Public Libraries Worry About Book Banning – LewRockwell

Posted by M. C. on October 2, 2018

Laurence is private guy.


…Of the 416 books challenged or banned in 2017, the Top 10 Most Challenged Books were:

  1. Thirteen Reasons Why
  2. The Absolutely True Diary of a Part-Time Indian
  3. Drama
  4. The Kite Runner
  5. George
  6. Sex is a Funny Word
  7. To Kill a Mockingbird
  8. The Hate U Give
  9. And Tango Makes Three
  10. I Am Jazz

These books were banned or challenged because they contained profanity, violence, same-sex relationships, sexual violence, sexually explicit situations, LGBT characters, vulgarities, offensive language, drug use, sex education, and/or references to suicide. The Pulitzer Prize-winning novel, To Kill a Mockingbird by Harper Lee, “was challenged and banned because of violence and its use of the N-word.”

Where are these books being challenged? No one who has ever visited my library has ever challenged or petitioned the government to ban any of my books. They are being challenged and banned because people saw them in public libraries and public school libraries.

I have read the descriptions of these books. Aside from the American Classic To Kill a Mockingbird, which was originally published in 1960, the other books all look like trash that I would never have let my kids read when they were in school.

But rather than joining in the challenges to and rejoicing in the banning of these and other pieces of literary garbage, I am proposing a more radical solution. I challenge the existence of public libraries and propose that the government ban public schools…

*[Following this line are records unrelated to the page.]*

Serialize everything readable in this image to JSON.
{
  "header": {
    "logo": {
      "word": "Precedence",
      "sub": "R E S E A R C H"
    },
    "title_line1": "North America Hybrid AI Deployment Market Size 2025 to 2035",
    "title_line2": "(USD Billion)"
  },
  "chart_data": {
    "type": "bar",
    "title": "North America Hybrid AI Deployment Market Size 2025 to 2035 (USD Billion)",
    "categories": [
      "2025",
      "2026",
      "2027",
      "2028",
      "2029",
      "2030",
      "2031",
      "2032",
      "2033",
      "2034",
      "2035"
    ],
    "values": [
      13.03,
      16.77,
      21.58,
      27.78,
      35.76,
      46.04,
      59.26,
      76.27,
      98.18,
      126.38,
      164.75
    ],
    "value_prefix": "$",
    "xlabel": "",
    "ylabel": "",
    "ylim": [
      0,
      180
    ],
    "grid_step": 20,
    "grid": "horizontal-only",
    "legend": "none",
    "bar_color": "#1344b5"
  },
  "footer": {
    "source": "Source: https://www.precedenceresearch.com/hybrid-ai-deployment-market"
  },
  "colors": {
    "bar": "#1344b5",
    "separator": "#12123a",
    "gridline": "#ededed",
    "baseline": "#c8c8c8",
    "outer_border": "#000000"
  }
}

In a free society, all libraries and schools would be private. Private libraries and private school libraries would be free to ban any books from their shelves whether the books are challenged or not—just like bookstores do now. And just like homeowners already ban certain books from their home, dentists ban certain magazines from their waiting rooms, and businesses ban certain books from the workplace. Visitors to homes, clients of dentists, or patrons of businesses who object to books they find can protest or leave, but ultimately it is the property owner who decides what books will be permitted on the premises.

As long as there are public libraries and public schools, books will continue to be challenged and banned. The solution is to move to a private property society.